The output should be similar to this:

UserID |
---|

`367b50760441849e` |

`2d0c85895cf04f08` |

`32da77b165ab8d0e` |

`0e0c5bbc8559f1fc` |

`c22f1c8a59ec2e4c` |

`0a5dfc841d9d9586` |

`b2bee630cc26677f` |

`ba69d71a5b3d66c5` |

`63e75af38354423b` |

`77f3d9157770388a` |

See how all values are of uniform length. Next, we need to apply the modulo function. You might wonder - how would I do that to a hash? First, we need to convert the hexadecimal value to an integer. You can do that in Python with `intdigest()`

, or in bash:

```
echo $((0x367b50760441849e))
```

Running this on our hashes, we get:

UserID | DecimalValue |
---|---|

`367b50760441849e` |
`3925819967991284894` |

`2d0c85895cf04f08` |
`3246116256443551496` |

`32da77b165ab8d0e` |
`3664372850617978126` |

`0e0c5bbc8559f1fc` |
`1012284881500762620` |

`c22f1c8a59ec2e4c` |
`13992433947803135564` |

`0a5dfc841d9d9586` |
`747030757576119686` |

`b2bee630cc26677f` |
`12879985081584084863` |

`ba69d71a5b3d66c5` |
`13432503871809087173` |

`63e75af38354423b` |
`7198822531301917243` |

`77f3d9157770388a` |
`8643490796075497610` |

Now, when we specify the value for the modulo operation, we do not define the percentage of the audience we need, but rather **the number of uniform buckets we want to have** where we’ll classify user IDs. By now, this probably rings a bell if you’re familiar with hash tables. An expression like `hash(x) % 5`

would mean that we want to get five (*5*) buckets of hashes. Going back to our earlier Kusto example, `where hash(StartTime, 10)`

meant that there are 10 buckets, and each represents 10% of the overall audience. If we split this in 20 buckets, that would mean that we’d be looking at 5% of the audience in each bucket.

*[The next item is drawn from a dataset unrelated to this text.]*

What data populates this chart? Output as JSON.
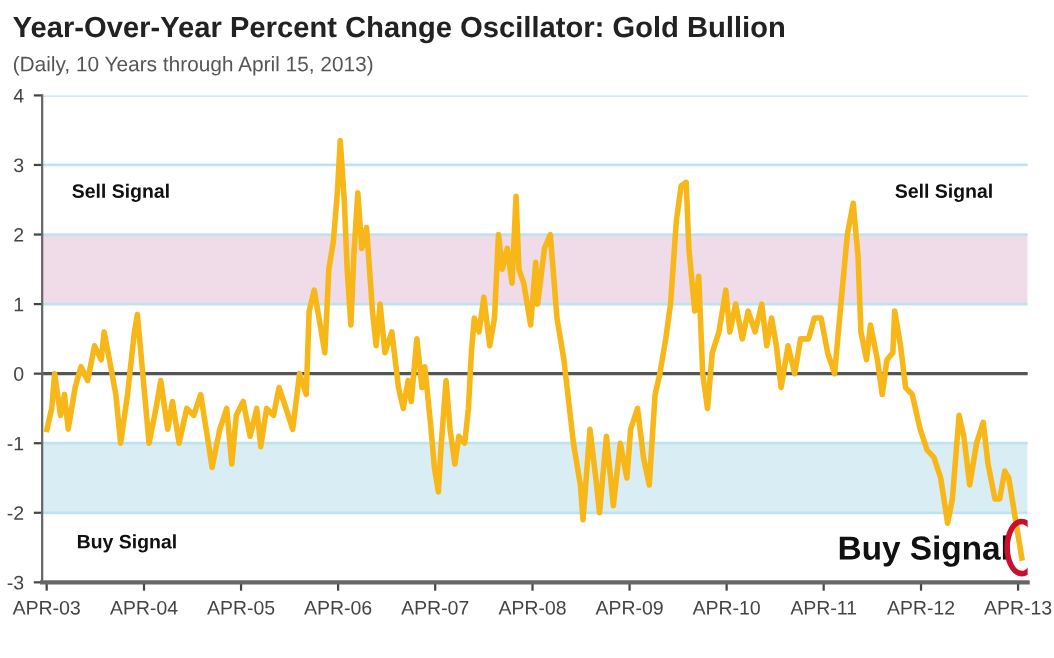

Taking the table above, if we’d want to get 20% of the hashes, we would write a function that would check if `hash(x) % 5 == 0`

, to get the chunk of the audience representative of the segment we want. Running modulo on `DecimalValue`

would give us this:

UserID | DecimalValue | ModuloOutput |
---|---|---|

`367b50760441849e` |
`3925819967991284894` |
`4` |

`2d0c85895cf04f08` |
`3246116256443551496` |
`1` |

`32da77b165ab8d0e` |
`3664372850617978126` |
`1` |

`0e0c5bbc8559f1fc` |
`1012284881500762620` |
`0` |

`c22f1c8a59ec2e4c` |
`13992433947803135564` |
`4` |

`0a5dfc841d9d9586` |
`747030757576119686` |
`1` |

`b2bee630cc26677f` |
`12879985081584084863` |
`3` |

`ba69d71a5b3d66c5` |
`13432503871809087173` |
`3` |

`63e75af38354423b` |
`7198822531301917243` |
`3` |

`77f3d9157770388a` |
`8643490796075497610` |
`0` |

And there we have it - two values that are of interest are `0e0c5bbc8559f1fc`

and `77f3d9157770388a`

. And it’s representative of 20%. Rememember - doing modulo-based sampling means you are splitting values by bucket, not by percent of records.